Lots of people took notice. And we have little doubt that Viacom chief Tom Freston was chief among them. Freston knows something about pull marketing. He was the young marketing manager at Warner Amex who helped craft the original "I Want My MTV" campaign. So we can almost hear him, moments after clicking on a news alert of NBC U's YouTube deal, tapping a rapid-fire, five-syllable e-mail to MTV chief Judy McGrath and newly anointed prez and former behind-the-scenes media strings-puller Michael Wolf. It read: "I want my Google."
Countless meetings, conference calls, and thousands of frequent flyer miles between New York and Mountain View later, and Freston's PR team typed out the following statement: "Collaborating with Google gives us a terrific opportunity to take our content and distribute it even more widely on the Web in a seamless and targeted way.

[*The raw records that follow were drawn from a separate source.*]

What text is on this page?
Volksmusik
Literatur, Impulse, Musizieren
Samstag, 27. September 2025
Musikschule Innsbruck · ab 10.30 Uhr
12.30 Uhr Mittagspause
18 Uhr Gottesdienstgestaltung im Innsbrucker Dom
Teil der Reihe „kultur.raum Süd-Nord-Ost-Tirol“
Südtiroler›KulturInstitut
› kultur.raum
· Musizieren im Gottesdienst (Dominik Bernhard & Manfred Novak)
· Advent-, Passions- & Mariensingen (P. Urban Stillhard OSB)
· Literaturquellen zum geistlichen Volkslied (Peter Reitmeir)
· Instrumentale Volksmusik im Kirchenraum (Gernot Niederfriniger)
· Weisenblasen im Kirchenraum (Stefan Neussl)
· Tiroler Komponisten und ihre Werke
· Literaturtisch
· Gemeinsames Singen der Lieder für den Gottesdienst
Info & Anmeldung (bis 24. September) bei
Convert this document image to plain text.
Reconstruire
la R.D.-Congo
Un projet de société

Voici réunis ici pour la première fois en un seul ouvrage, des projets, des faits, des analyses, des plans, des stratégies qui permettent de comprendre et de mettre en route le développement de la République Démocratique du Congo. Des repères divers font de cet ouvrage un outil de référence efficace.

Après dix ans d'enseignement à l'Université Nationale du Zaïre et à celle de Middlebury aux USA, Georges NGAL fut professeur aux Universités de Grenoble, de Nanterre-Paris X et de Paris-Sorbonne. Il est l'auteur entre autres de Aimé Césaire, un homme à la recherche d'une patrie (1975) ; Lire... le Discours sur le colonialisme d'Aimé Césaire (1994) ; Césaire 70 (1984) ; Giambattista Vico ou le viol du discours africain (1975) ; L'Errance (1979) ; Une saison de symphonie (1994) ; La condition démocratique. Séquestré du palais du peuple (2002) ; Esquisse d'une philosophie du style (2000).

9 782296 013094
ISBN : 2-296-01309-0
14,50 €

This deal fits in perfectly with our strategy to deliver the best content to our audiences--wherever they are. We're very happy to be working with Google, a true innovator in content distribution."
Read between the lines. That white space you see translates into the real story behind this announcement: "A major power shift has just occurred. MTV, the reigning king of media brands, has just handed its crown over to its successor. Long live Google."
Hey, it's not just us who's thinking that way, but Freston's most important constituents. No, not Sumner Redstone and the Viacom board. No, not even its shareholders. It's consumers. Don't take our word for it. Just look at the kind of data that marketing-minded Freston and team undoubtedly were poring through as they calculated the terms they wanted to offer Google. Some of it surely included the recently released findings of Interbrand's annual ranking of the "100 Best Global Brands." Published in conjunction with BusinessWeek, the list ranks the top global brands based on their brand value --meaning the equity value created by the brand itself. In a world of pull media, brand value is everything, because it's the reason people pull media brands in the first place. Only two media brands rank on the top 100 list. That's right, Google and MTV.
And as you might have guessed, Google ranks considerably higher than MTV. With $12.376 billion in estimated brand value, Google ranks 24th among all global brands, placing it between Nescafe instant coffee and Dell computers. That's about twice the brand value as MTV, which ranks 50th with an estimated $6.627 billion in brand value.
Equally important is the trendline. Google's brand value has grown 46 percent over the past year, making it the fastest growing brand since Interbrand began tracking such things. MTV was flat.